So here it was at last in the rough and it was long and repetitious and awkward and Perry loved every minute of it. It seemed to move as slowly as syrup, yet to its author it was just as sweet. It was like the unrolling of some endless novel, endemically American in sight and speech and yet in scope seemingly created by one of those ponderous nineteenth-century Russians whose tales seemed to grow from and mimic the vastness of their land.
The pace of the work was quite like that of the foreign art films Perry found so excruciatingly tedious and boring, the hushed Bergman epics and snail-like Japanese morality tales he had hated from the start, when he first had to endure them during his twenties in order to accommodate the cultural longings of sophisticated young women so they would hopefully later satisfy his own baser appetites.
Unlike his faculty colleagues, who almost all were film buffs, Perry was frankly a movie fan, one who preferred real plots and lots of sparkling dialogue to amorphous moods and sullen stares. His taste was epitomized scandalously to his peers (and even to most of his students) by his sincere and unashamed avowal that The Young Philadelphians starring Paul Newman was far superior entertainment and more revealing of the human condition than Bergman’s Wild Strawberries , and was even better with lots of buttered popcorn thrown in. He preferred to be entertained, he argued, rather than mesmerized or lulled to unconsciousness.
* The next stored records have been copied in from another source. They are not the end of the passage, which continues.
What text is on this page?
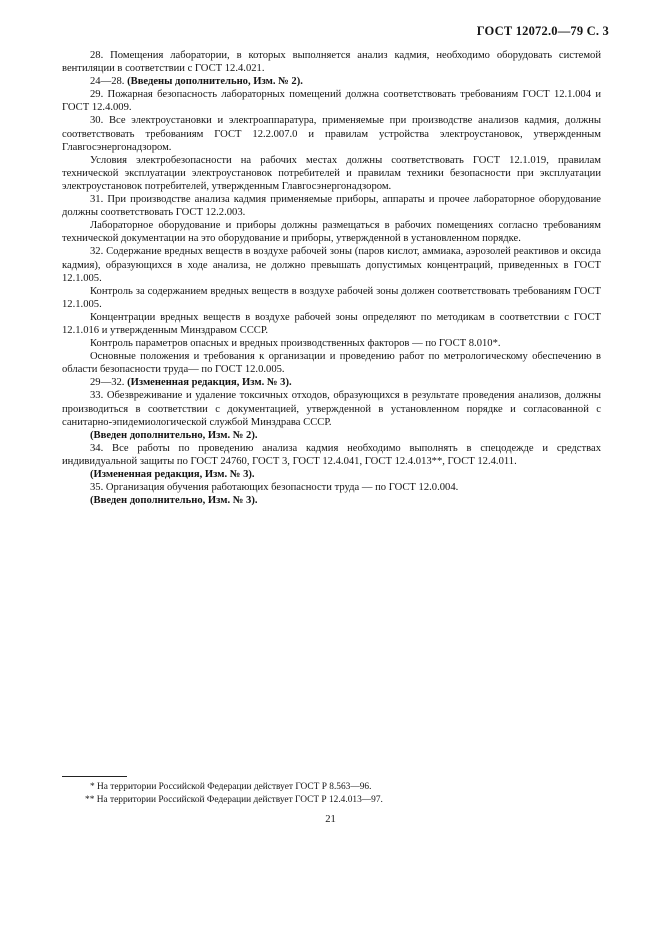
ГОСТ 12072.0—79 С. 3

28. Помещения лаборатории, в которых выполняется анализ кадмия, необходимо оборудовать системой вентиляции в соответствии с ГОСТ 12.4.021.

24—28. (Введены дополнительно, Изм. № 2).

29. Пожарная безопасность лабораторных помещений должна соответствовать требованиям ГОСТ 12.1.004 и ГОСТ 12.4.009.

30. Все электроустановки и электроаппаратура, применяемые при производстве анализов кадмия, должны соответствовать требованиям ГОСТ 12.2.007.0 и правилам устройства электроустановок, утвержденным Главгосэнергонадзором.

Условия электробезопасности на рабочих местах должны соответствовать ГОСТ 12.1.019, правилам технической эксплуатации электроустановок потребителей и правилам техники безопасности при эксплуатации электроустановок потребителей, утвержденным Главгосэнергонадзором.

31. При производстве анализа кадмия применяемые приборы, аппараты и прочее лабораторное оборудование должны соответствовать ГОСТ 12.2.003.

Лабораторное оборудование и приборы должны размещаться в рабочих помещениях согласно требованиям технической документации на это оборудование и приборы, утвержденной в установленном порядке.

32. Содержание вредных веществ в воздухе рабочей зоны (паров кислот, аммиака, аэрозолей реактивов и оксида кадмия), образующихся в ходе анализа, не должно превышать допустимых концентраций, приведенных в ГОСТ 12.1.005.

Контроль за содержанием вредных веществ в воздухе рабочей зоны должен соответствовать требованиям ГОСТ 12.1.005.

Концентрации вредных веществ в воздухе рабочей зоны определяют по методикам в соответствии с ГОСТ 12.1.016 и утвержденным Минздравом СССР.

Контроль параметров опасных и вредных производственных факторов — по ГОСТ 8.010*.

Основные положения и требования к организации и проведению работ по метрологическому обеспечению в области безопасности труда— по ГОСТ 12.0.005.

29—32. (Измененная редакция, Изм. № 3).

33. Обезвреживание и удаление токсичных отходов, образующихся в результате проведения анализов, должны производиться в соответствии с документацией, утвержденной в установленном порядке и согласованной с санитарно-эпидемиологической службой Минздрава СССР.

(Введен дополнительно, Изм. № 2).

34. Все работы по проведению анализа кадмия необходимо выполнять в спецодежде и средствах индивидуальной защиты по ГОСТ 24760, ГОСТ 3, ГОСТ 12.4.041, ГОСТ 12.4.013**, ГОСТ 12.4.011.

(Измененная редакция, Изм. № 3).

35. Организация обучения работающих безопасности труда — по ГОСТ 12.0.004.

(Введен дополнительно, Изм. № 3).

* На территории Российской Федерации действует ГОСТ Р 8.563—96.

** На территории Российской Федерации действует ГОСТ Р 12.4.013—97.

21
Now as he experienced an almost sensuous thrill from simply watching one of his own beloved characters walk across a room in the course of the film, or open a window, or pour a cup of coffee, he understood why the famous European auteur directors subjected their fans to such endlessly drawn-out sequences. To the “creator” ( auteur ) they were pure fascination, as the squalls and dumps of a newborn baby are completely captivating to its own parents.
When the lights came on, Jane squeezed Perry’s hand. He squeezed back, and held his breath. The room was deadly silent. Slowly, heads turned back, craned up, looking toward Archer to see if any reaction could be discerned. Would he tell them to take the whole thing back to the drawing board? Would he curse them all as he had before, threatening to fire the whole damn lot of them if they couldn’t produce the quality he had hired them to create? Would he stand up and read from his clipboard a series of elaborate notes that would mean everyone would have to start from scratch?
Archer sat immobile, inscrutable, his feet propped on the seat in front of him, his elbows resting on his knees, hands held together with the fingertips lightly touching in the symbolic gesture of prayer. But there was no sound or movement from him. Finally Kenton stood up in the front, and, proud but perspiring from every pore of his considerable flesh, he faced up toward Archer, his shoulders thrown back, like a man presenting himself to a firing squad. Ned got up and stood beside him. Perry was about to squirm out of his seat and go join them in the noble presentation of themselves and their work for execution, but just at that moment Archer suddenly shot up to a standing position, aimed a finger down toward Kenton and Ned and said, simply, in a clear, commanding voice: “Go for it.”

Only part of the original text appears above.